Ankette İsrail vatandaşları ile Hamas'ın 7 Ekim'de başlattığı saldırının ve İsrail'in buna tepki olarak başlattığı savaşın kurbanları arasındaki ilişkinin boyutu belirlenmeye çalışıldı. İsraillilerin yüzde 12'si bir aile üyesini ya da yakın arkadaşını kaybettiğini, yüzde 36'sı savaşta ya da Hamas saldırısı sırasında öldürülen birini tanıdığını söyledi.  Bu da İsraillilerin yüzde 48'inin savaşla doğrudan bağlantılı olduğu ve savaşın sonuçlarından etkilendiği anlamına geliyor.

Maariv gazetesinin, savaşın İsrailliler üzerindeki etkisine ilişkin bir kamuoyu araştırmasının sonuçlarını yayınlaması dikkat çekici; bu anketin sonuçları, nüfusun üçte birinden biraz fazlasının bir yıldır devam eden savaş nedeniyle ülkeyi terk etme olasılığını düşündüğünü gösteriyor. Çünkü İsrail'in varlığına yönelik gerçek bir tehlike olduğuna ya da akıbetini bilmediklerine, İsrail'in yaşanması hoş bir ülke olmadığına inanıyorlar.

Sonuçlar, yüzde 35'inin İsrail'den göç etme olasılığını araştırdığını (kalıcı göç üzerine çalışan yüzde 24 ve geçici göç üzerine çalışan yüzde 11 dahil), yüzde 65'i ise bu fikir üzerinde çalışmadığını belirtti.

Yüzde 47'si çocuklarının İsrail'de yaşamasını “çok istediğini”, yüzde 26'sı “istediğini” söylerken, yüzde 21'i çocuklarının İsrail'de yaşamasını istemediğini vurgulamış ve yüzde 6'sı ise bu sorunun cevabını bilmediğini söylemiş.

xascdvfegrth
Ben Gurion Uluslararası Havalimanı'ndaki yolcular (Reuters)

Anket verilerinin analizi, İsrail'de yaşamaktan memnun olanların yaşlı, dindar, Haredi ve koalisyon partisi seçmenleri olduğunu, İsrail'de yaşamaktan memnun olmayanların ise 30-44 yaş aralığındaki kişiler, genç çiftler ve muhalefet partisi seçmenleri olduğunu gösteriyor.

Ankete katılanların yüzde 66'sı İsrail'in yaşanması keyifli bir ülke olduğuna inanırken, yüzde 33'ü İsrail'in yaşanması güzel bir ülke olmadığına inanıyor.
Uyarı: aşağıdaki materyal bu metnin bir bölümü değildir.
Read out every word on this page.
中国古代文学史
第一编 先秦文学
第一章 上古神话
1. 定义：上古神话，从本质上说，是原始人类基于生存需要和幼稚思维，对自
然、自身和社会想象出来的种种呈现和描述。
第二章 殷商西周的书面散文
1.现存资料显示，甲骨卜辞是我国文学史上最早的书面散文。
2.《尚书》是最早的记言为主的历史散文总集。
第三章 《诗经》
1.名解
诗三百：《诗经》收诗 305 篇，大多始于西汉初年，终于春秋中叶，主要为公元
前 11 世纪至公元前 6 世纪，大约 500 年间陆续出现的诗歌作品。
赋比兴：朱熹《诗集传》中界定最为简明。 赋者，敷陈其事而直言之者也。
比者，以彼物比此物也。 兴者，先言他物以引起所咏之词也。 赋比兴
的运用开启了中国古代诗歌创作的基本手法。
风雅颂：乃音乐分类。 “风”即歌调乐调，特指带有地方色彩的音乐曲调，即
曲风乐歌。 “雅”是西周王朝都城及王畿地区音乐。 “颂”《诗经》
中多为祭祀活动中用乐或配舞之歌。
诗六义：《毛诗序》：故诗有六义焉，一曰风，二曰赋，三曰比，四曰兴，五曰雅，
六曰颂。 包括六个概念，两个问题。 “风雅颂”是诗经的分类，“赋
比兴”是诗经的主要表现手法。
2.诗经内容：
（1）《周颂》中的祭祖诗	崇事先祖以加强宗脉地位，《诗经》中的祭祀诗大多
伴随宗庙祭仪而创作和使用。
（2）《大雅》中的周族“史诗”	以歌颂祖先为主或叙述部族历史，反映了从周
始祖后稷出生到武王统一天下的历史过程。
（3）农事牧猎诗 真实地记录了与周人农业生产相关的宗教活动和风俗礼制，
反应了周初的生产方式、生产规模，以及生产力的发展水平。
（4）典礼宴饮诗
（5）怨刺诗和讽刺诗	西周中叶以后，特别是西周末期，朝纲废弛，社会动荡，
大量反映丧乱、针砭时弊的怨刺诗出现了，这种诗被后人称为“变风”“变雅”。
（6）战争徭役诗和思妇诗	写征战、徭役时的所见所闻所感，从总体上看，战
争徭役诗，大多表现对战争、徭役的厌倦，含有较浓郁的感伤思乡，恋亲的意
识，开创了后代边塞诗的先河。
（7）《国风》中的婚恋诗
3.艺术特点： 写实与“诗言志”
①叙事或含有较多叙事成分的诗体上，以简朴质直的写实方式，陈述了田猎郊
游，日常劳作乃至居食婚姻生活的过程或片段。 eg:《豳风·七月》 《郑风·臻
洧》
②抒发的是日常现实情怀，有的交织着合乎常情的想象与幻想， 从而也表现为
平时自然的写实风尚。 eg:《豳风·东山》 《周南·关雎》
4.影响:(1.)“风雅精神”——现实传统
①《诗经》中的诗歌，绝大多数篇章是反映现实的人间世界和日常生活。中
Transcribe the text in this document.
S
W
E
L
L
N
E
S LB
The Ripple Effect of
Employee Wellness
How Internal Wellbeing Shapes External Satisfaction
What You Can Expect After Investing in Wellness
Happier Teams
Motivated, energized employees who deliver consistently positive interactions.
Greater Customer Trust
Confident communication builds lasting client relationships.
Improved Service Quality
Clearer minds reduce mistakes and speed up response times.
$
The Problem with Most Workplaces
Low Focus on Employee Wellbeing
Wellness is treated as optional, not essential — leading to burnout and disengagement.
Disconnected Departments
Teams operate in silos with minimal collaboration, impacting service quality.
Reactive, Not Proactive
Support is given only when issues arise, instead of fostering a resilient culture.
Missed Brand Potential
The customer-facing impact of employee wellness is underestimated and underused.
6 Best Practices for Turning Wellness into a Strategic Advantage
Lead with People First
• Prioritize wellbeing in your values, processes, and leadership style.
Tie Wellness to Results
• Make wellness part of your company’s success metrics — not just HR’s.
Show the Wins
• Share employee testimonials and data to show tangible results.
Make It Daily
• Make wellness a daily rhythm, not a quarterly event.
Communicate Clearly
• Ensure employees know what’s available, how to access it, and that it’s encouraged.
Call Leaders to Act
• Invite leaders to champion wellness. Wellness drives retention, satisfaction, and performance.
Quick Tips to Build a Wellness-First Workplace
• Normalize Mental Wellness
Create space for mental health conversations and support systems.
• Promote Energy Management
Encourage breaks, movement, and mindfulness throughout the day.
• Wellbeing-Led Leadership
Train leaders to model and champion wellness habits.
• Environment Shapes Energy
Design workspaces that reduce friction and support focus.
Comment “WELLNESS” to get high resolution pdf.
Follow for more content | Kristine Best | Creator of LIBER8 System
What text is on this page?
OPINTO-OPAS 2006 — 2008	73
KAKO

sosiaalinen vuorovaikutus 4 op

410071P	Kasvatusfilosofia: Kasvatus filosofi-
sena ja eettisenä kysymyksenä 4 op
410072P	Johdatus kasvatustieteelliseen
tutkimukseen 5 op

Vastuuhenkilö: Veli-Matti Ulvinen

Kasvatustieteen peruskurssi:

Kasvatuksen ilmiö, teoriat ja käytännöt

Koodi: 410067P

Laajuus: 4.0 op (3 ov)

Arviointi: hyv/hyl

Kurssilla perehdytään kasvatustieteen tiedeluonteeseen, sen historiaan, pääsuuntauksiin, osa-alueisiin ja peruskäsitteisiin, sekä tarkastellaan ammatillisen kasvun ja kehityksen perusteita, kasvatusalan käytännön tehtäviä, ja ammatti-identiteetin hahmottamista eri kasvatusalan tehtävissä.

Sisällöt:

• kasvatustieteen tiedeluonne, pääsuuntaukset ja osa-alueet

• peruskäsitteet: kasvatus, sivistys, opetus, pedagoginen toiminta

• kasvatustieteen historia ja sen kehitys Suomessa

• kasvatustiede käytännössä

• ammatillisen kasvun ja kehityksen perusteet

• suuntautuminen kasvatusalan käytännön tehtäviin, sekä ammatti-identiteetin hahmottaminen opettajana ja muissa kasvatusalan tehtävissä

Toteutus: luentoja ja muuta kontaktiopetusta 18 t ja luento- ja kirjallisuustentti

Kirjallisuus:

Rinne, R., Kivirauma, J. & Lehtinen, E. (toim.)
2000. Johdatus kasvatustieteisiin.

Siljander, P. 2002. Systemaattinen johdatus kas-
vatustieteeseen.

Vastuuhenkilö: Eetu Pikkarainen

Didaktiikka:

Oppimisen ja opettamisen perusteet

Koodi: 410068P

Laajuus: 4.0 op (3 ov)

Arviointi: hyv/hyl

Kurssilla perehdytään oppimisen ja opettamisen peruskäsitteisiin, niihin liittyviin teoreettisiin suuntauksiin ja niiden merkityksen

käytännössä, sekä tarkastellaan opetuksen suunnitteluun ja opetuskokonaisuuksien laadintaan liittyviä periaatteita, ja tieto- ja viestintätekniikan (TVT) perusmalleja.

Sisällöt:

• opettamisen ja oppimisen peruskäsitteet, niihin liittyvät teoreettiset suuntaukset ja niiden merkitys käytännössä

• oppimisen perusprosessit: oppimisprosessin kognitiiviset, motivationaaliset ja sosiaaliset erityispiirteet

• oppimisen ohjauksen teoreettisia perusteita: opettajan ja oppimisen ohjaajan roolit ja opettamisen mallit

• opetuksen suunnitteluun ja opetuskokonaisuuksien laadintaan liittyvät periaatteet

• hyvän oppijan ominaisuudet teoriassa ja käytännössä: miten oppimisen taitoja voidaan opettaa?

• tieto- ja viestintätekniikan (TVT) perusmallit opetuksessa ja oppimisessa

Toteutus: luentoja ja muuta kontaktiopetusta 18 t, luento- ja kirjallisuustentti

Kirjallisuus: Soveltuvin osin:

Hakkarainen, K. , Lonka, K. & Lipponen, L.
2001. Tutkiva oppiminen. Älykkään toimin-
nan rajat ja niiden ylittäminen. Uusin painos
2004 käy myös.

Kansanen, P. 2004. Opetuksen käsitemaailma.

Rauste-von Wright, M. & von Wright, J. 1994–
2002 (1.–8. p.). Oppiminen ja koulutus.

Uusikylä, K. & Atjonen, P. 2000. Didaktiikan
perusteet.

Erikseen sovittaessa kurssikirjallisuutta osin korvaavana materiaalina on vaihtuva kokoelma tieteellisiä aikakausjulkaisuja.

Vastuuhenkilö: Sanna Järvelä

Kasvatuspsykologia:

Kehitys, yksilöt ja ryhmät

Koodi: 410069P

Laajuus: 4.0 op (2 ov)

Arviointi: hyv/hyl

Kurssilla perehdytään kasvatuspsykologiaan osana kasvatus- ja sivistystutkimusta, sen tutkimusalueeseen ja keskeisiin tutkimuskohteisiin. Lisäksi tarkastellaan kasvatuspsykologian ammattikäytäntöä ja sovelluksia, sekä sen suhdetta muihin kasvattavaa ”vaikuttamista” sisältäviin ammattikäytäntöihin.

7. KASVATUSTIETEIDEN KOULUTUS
Yüzde 49'u kişisel güvenlik hissettiğini, yüzde 23'ü bunu hissetmediğini, yüzde 26'sı ise kişisel güvenlik durumunun ortalama olduğunu belirtti.

Yüzde 41'i İsrail'in güvenli olduğundan her açıdan emin olduğunu söylerken, yüzde 30'u kendini güvensiz hissediyor ve yüzde 27'si İsrail'in güvenlik seviyesini ortalama olarak değerlendiriyor.